Illusion of reflection
The idea that our children are, at all times, reflections of us as parents and our efforts, successes, and failures.
“I’m so embarassed when my child hides behind my legs or doesn’t say thank you when they give her a balloon at the grocery store!’
“This respectful parenting stuff really works. I’ve modeled helpfulness and my child always offers to help others!”
Illusion of projection
The idea that children think or feel something because that’s how we feel or how we “would feel” in a similar situation or how we felt in a similar situation as a child.
“I remember when a friend was mean to me when I was in school. I was devastated and I don’t want my child to go through that!”
“My parents punished me and it didn’t upset me that much.”
Illusion of Uniqueness
The idea that we are the only ones going through whatever challenges we are facing.
“I’ve never seen anyone else’s kid have a tantrum like this at five years old!”
“No one understands what it’s like to not have family nearby.”

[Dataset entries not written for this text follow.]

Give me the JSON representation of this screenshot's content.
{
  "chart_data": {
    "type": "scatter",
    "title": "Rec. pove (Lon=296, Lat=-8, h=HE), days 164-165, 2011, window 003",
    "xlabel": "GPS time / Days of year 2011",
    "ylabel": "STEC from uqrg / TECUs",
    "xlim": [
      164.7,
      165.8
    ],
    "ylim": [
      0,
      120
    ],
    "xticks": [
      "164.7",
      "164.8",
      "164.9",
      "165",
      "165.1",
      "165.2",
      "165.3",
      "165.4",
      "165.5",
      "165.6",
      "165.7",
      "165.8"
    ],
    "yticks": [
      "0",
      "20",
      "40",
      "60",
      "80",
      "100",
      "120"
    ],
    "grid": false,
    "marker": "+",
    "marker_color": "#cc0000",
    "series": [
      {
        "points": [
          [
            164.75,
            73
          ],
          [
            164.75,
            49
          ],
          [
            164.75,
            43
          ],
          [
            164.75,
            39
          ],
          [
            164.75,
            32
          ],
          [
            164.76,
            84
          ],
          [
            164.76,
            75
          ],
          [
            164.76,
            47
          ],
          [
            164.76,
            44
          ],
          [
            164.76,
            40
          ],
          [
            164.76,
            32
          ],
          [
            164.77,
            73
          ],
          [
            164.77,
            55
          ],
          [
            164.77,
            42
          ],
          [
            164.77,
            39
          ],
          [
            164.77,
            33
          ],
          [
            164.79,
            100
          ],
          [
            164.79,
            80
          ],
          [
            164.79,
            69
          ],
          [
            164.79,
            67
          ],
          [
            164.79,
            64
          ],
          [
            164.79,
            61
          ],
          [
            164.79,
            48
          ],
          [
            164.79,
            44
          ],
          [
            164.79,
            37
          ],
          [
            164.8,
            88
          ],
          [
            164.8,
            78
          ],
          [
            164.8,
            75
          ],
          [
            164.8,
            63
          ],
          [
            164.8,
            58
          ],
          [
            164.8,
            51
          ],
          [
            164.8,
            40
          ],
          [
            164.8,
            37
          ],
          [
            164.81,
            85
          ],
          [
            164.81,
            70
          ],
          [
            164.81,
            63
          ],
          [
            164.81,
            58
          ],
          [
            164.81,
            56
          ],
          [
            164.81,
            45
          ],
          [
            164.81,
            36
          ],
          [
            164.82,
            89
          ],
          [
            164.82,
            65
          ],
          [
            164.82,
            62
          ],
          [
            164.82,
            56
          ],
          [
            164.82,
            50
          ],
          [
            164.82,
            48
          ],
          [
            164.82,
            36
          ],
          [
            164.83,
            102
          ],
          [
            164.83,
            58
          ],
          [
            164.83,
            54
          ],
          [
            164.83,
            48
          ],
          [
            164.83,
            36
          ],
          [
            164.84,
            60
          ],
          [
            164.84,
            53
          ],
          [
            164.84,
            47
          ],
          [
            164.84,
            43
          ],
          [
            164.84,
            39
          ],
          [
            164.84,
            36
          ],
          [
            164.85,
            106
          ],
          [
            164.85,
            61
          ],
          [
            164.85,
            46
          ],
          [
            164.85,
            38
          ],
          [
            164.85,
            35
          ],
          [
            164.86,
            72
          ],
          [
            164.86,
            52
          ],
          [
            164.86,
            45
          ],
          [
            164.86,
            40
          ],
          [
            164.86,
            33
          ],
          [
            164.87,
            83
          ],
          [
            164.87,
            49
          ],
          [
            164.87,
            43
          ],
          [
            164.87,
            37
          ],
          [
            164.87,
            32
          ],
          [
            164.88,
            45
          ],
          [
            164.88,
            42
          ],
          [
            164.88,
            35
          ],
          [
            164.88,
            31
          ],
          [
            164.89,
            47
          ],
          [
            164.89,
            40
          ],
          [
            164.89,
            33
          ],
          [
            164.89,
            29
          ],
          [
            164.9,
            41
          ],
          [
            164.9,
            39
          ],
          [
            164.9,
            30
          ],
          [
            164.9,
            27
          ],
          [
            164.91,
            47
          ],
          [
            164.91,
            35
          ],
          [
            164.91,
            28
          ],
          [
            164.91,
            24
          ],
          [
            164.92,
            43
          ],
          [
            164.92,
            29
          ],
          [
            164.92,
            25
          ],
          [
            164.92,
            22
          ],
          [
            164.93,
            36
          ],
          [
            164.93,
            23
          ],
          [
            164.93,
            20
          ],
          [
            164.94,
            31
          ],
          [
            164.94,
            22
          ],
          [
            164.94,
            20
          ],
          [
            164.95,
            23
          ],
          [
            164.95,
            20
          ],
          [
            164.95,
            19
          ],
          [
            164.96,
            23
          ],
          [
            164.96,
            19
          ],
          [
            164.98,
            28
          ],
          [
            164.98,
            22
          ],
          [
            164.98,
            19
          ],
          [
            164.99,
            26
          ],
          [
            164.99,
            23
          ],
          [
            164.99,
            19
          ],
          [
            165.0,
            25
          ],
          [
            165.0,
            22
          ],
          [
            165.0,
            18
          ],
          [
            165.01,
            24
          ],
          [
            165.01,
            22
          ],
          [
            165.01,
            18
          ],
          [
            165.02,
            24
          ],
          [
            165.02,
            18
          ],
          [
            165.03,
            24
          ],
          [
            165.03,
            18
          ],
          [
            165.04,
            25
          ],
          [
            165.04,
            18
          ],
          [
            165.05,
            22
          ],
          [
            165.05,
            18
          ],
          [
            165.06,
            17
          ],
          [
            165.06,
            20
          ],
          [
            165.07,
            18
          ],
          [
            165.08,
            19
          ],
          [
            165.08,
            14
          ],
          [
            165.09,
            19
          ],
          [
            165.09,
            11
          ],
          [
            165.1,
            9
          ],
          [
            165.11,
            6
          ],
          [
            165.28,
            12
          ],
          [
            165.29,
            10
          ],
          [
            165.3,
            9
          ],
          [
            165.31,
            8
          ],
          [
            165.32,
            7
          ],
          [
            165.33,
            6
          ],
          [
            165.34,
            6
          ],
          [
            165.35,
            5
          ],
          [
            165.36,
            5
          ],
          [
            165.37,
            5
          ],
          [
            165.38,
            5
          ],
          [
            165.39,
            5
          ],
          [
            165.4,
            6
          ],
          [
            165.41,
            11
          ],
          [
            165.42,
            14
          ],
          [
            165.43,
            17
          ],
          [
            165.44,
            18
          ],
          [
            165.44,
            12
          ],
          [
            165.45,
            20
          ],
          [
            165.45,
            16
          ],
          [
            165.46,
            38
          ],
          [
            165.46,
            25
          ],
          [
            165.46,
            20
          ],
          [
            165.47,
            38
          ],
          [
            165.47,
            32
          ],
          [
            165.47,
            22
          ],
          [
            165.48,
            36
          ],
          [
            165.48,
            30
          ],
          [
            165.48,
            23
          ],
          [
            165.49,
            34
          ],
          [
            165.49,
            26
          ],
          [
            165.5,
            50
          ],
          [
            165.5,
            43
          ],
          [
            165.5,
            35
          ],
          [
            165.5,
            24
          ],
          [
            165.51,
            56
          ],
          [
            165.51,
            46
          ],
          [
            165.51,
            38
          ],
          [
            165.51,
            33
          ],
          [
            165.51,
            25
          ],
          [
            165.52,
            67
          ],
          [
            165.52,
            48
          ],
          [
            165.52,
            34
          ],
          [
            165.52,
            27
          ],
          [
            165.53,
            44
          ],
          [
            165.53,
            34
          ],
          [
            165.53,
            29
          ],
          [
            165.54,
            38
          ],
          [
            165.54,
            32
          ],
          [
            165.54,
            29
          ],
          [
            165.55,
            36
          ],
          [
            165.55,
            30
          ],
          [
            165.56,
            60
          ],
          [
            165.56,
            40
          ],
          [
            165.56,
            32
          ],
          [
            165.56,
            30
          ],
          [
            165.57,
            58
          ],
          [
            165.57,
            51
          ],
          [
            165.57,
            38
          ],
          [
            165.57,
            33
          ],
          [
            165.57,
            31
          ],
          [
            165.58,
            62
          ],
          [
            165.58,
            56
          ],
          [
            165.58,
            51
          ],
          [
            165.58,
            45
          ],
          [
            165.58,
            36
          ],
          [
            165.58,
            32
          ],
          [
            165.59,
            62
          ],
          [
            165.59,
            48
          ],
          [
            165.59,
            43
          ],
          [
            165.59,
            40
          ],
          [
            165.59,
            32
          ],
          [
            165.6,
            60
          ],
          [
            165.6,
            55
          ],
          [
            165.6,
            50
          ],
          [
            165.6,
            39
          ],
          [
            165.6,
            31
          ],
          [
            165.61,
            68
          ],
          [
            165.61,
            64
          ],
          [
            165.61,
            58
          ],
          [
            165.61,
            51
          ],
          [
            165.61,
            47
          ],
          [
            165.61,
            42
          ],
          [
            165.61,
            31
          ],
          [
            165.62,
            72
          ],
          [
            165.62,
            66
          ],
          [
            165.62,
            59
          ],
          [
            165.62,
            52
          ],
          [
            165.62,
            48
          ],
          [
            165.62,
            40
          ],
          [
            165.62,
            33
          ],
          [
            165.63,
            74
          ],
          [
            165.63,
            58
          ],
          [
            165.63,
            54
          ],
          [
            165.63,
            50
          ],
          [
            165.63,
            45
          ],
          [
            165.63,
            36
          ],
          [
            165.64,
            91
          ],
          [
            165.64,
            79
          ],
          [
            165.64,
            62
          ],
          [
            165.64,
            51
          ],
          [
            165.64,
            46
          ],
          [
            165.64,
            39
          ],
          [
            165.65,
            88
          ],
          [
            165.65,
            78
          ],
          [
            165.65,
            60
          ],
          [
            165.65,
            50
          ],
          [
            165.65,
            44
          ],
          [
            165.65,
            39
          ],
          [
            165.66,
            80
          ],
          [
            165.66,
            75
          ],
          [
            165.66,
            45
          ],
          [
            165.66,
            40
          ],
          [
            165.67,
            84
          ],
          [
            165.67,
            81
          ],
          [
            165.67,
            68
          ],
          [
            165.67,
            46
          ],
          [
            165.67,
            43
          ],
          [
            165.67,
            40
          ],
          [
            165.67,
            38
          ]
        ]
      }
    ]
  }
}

Whew. It’s a list, isn’t it?
I want to be clear here. These may be illusions–or that’s what I’m calling them, anyway. And they’re all perfectly “normal.” We all feel these ways at times. Our communities and cultures, often lacking in support, reinforce these sorts of perspectives. Parenting is often a hard and lonely job.
There may even be some that seem contradictory. “But Robin, you’re always saying, or at least implying, that if we do x or y, it will likely lead to better outcomes…and now you’re saying that no matter what we do, we don’t have control over the outcomes? So now it doesn’t even matter what we say or do?” I can see how you might draw that conclusion. And no, that’s not what I’m saying. I’m saying that it matters a great deal what we do….and that it behooves us and our children to remember that we are only one piece of the puzzle. Parenting is not a recipe: put in these ingredients, and get this product. And neither is it a free-for-all, where anything goes. As ever, the answer lies in the middle.
Parents matter. A lot. And not as much as we sometimes think.
This list and these examples are an invitation, as is all of my work. They are not a critique or something to either embrace or avoid. They are presented here for your consideration, not as instruction or correction. The core of my work, both with children and parents, is about trust. I trust in your competence, just as I trust in the competence of your children. It’s okay–not only okay, but valuable–to question. It’s okay to disagree. It’s even okay to cling to any illusions you might have or to deny that they are illusions. You very well may be right. Your path is your own. And if one thing that you read here, even just one of these, helps you to forge a more balanced, mindful, or less reactive relationship with your children, I will have succeeded. At least until I reject the illusion that your successes have anything to do with me.